The Changes That Overtook Rochester City

ROCHESTER AND CHATHAM—BROMPTON—GILLINGHAM—GRANGE—OTTERHAM QUAY—LOWER HALSTOW—IWADE

Very little change overtakes Rochester High Street, that narrow, rather gloomy, and distinctly dirty-looking thoroughfare. The Corn Exchange clock still projects its “moon face” over the pavement, as Dickens described it, “out of a grave, red building, as if Time carried on business there and hung out his sign”; and the ancient grime still clings to the brickwork houses, and the occasional old weatherboarded tenements still lack the new coats of paint cruelly denied them. One might expend much description upon the High Street of Rochester, from the famous “Bull” hotel of Pickwickian fame, and the tame, characterless front of the “Seven Poor Travellers,” on to the curiously weatherboarded Westgate of the Cathedral Close, familiarly known, through associations with “Edwin Drood,” as “Jasper’s Gateway,” and not forgetting the Early English crypt beneath the “George” inn, nearly opposite the “Bull,” a relic of which very few people know, and little to be suspected from the decidedly58 commonplace general appearance of that house. There is, indeed, room for a most interesting monograph upon this High Street. I always associate the little weatherboarded house and shop numbered 195, on the left hand as you go towards Chatham, with that where little David Copperfield had his adventure with the half-mad second-hand-clothes shopkeeper who said “Goroo, goroo,” and invoked his lungs and liver.
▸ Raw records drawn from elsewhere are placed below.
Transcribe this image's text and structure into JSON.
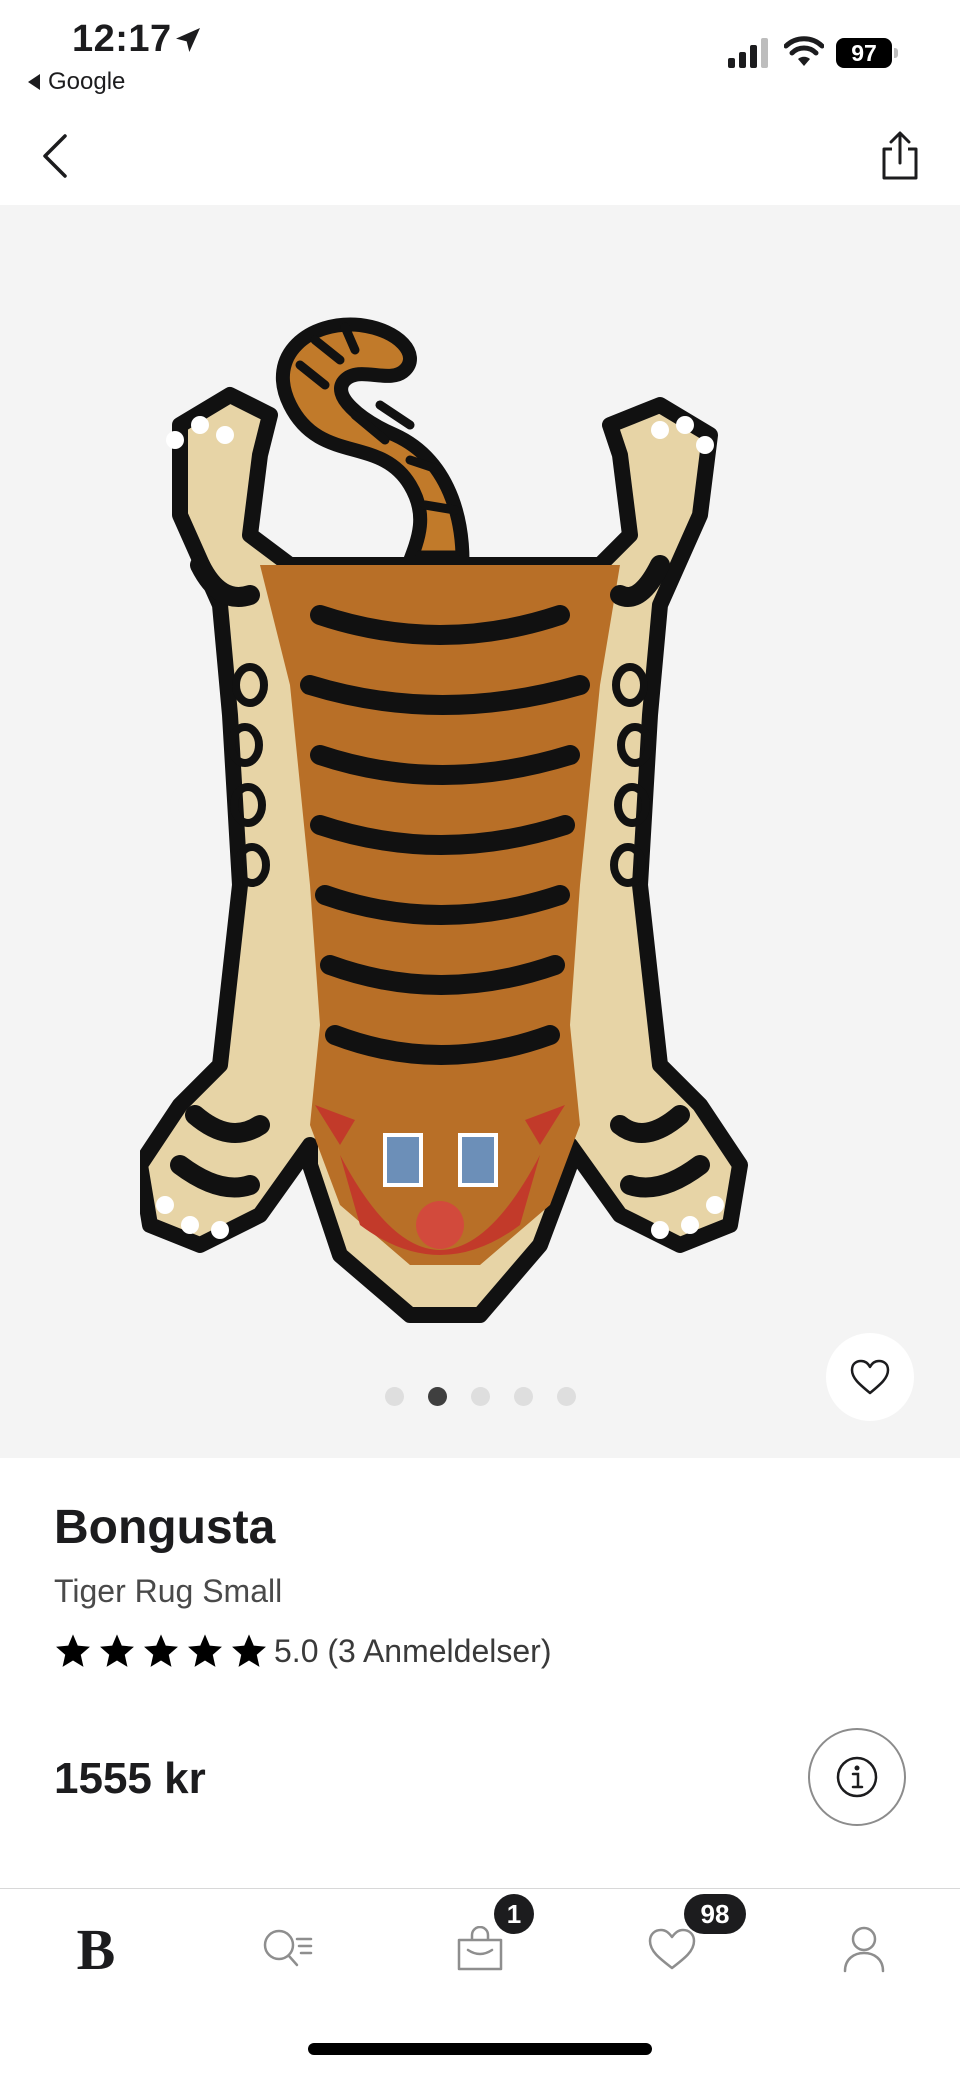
{
  "status_bar": {
    "time": "12:17",
    "back_app": "Google",
    "battery_level": "97"
  },
  "product": {
    "brand": "Bongusta",
    "name": "Tiger Rug Small",
    "rating_value": 5.0,
    "rating_text": "5.0 (3 Anmeldelser)",
    "price": "1555 kr",
    "image_count": 5,
    "active_image_index": 1
  },
  "tab_bar": {
    "home_logo": "B",
    "bag_badge": "1",
    "wishlist_badge": "98"
  },
  "colors": {
    "text": "#1c1c1e",
    "gallery_bg": "#f4f4f4",
    "dot_active": "#3f3f3f",
    "dot_inactive": "#dedede"
  },
  "icons": {
    "nav_back": "chevron-left-icon",
    "nav_share": "share-icon",
    "favorite": "heart-icon",
    "info": "info-icon",
    "search": "search-icon",
    "bag": "shopping-bag-icon",
    "wishlist": "heart-icon",
    "profile": "profile-icon"
  }
}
It is a bootshop nowadays; but you go down into it from the street-level just as in the story.

Eastbury House—the “Nuns’ House” of “Edwin Drood”—until recent years a gloomy mansion, mysteriously retired behind a grim brick wall, has lately been restored and the enclosing wall demolished, and has become a museum. It is now a much more worshipful-looking building than before; all the better for its scouring and cleaning, and yet looking none the less antique. Built in 1591, Eastgate House looks every year of its age, and has a very thorough air of historical mystery, although nothing has ever happened there to which one can put a name. Miss Twinkleton’s young ladies, in “The Mystery of Edwin Drood,” must often have experienced strange thrills and shivers in its darkling rooms and passages.

The allied towns of Rochester, Chatham, Gillingham, and New Brompton do not grow any more attractive, from the tourist’s point of view, with the effluxion of time. They had always a taint of Cockney vulgarity which later industrial59 and military and naval developments, and an extensive system of electric tramways, have intensified. With all these things, the natural beauties of the site have been almost utterly obscured in mean streets and crowded slums. Those beauties were of a very striking nature. From the lofty side of Chatham Hill the eye ranged over the broad Medway and its marshes, beautiful in the distance, and across to the Hundred of Hoo. To-day that view is qualified by a vista of innumerable roofs and domestic chimneys, and by the many giant chimney-stacks of the Portland cement factories that have to-day become almost as striking a feature of the surroundings as the naval and military establishments, and spread a smoky haze over the scene.

It is not easy to realise Chatham as a waterside place, still less as a port and dockyard, because of the closely-packed houses along the High Street which runs parallel with the Medway. Only the narrowest alleys open to the water, and few of them: the Sun Pier being, in fact, the only view-point. But the outlook upon the busy waterside scenes up-river, along Limehouse Reach, is of an inspiring nature. It is composed, indeed, of widely different elements, but is therefore all the more pictorial. There you see Rochester Castle and Cathedral, contrasting strongly with the huge coal-cranes and the wharves, alongside with the fuming chimneys of the cement factories on the Frindsbury shore, and many picturesque, brown-sailed barges and fussy steam-tugs on the60 water. The strenuous past, and a much more strenuous present, lend imagination, as well as pictorial quality, to the scene.

The name of Limehouse Reach is exactly descriptive, for the cement factories on the Frindsbury shore give it a character. Here, and above Rochester Bridge, the pleasant Medway valley is scarred and seamed with the chalk-quarrying and the mud-dredging that go towards the making of Portland cement, this neighbourhood being one of the chief centres of that industry. The chalk and the river-mud are mixed roughly in the proportion of three parts of chalk to one of mud, and are then burnt in kilns and ground into a flour-like powder. Portland cement, invented about 1826, is an important industry, with an output of over 3,000,000 tons a year in this country. The price per cask was originally 21s., but the output is now so large and the production has so improved that a better article is now sold at about 4s. a cask.

As to Chatham Dockyard, it is a highly historic place full of keenest interest to a patriotic Briton, but to such a good deal more difficult to explore properly than it is made for distinguished foreigners. Why the native tax-payer who contributes to the support of this establishment so much of his hardly-earned gold should be thus discouraged, while possible enemies—much more keenly concerned to worm out official secrets and far better able to do so—should be shown every particular is more than the plain man can comprehend.62 But it is the same tale in all our places of arms.